RIO DE JANEIRO - Começam a crucificar o ministro Jatene por causa das contas que mandou pagar na rede pública da Saúde. Não acompanhei detidamente o caso, sei que o nosso sistema médico-hospitalar, oficial ou privado, é uma calamidade, deu um nó. A alternativa do ministro foi pagar operações indevidas em todos os sentidos, internações não havidas, doentes que extraíram cinco vezes o único apêndice, homens que fizeram cesariana, mulheres fantásticas que vieram equipadas pela natureza com três úteros e uma dúzia de ovários.
A decência administrativa mandaria fechar os hospitais e ambulatórios mantidos pelo governo.
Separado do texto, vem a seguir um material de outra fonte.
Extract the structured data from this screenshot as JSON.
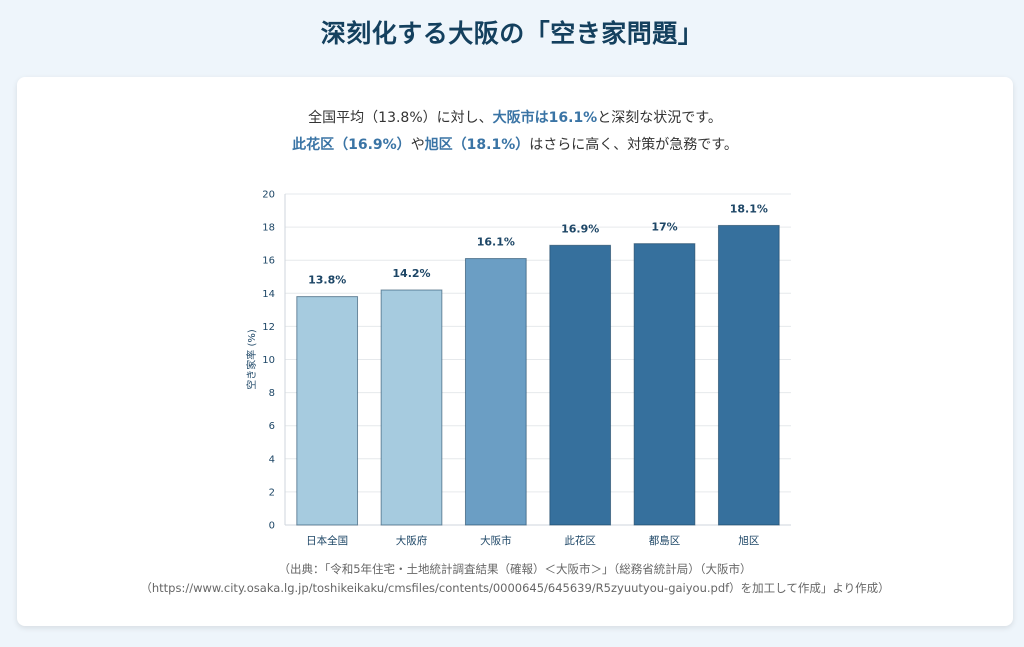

Pior do que em Sodoma e Gomorra, onde pelo menos havia um justo, nesse departamento não há um Lot para merecer a exceção. Parece que todos são culpados de superfaturamento.
Alguma coisa de abominável ocorreu com a saúde no Brasil. Não falo da mortalidade infantil nem do número de doenças já domesticadas em outros países até mais pobres, como Cuba, por exemplo. A rede particular também apresenta uma anomalia que só pode ser explicada pelo superfaturamento e pela ganância.
Tenho um conhecido -de quem aliás não gosto e para o qual rogo todas as desgraças possíveis- que necessita de um tratamento realmente caro. Se resistir até o fim do ano -essa calamidade poderá acontecer- será internado numa clínica do Primeiro Mundo, pagando um depósito de apenas US$ 25 mil.
No Brasil, a mesma internação numa birosca que só de olhar já causa infecção hospitalar, custaria US$ 40 mil para o sujeito ir, de maca, do quarto até o centro cirúrgico. Se precisar da cirurgia, tudo bem, começam a rolar as despesas da operação.
Se não precisar da operação, poderá voltar para casa, mas só receberá o saldo do depósito depois de 15 dias. Detalhe: 15 dias úteis, o que dá quase 20 dias inúteis. Bem, é um exemplo de quem pode pagar. Na rede oficial, a contabilidade do lucro é semelhante, só que quem paga é o governo, ou seja, o ministro Jatene -até o dia em que ele perder a paciência e pedir o boné.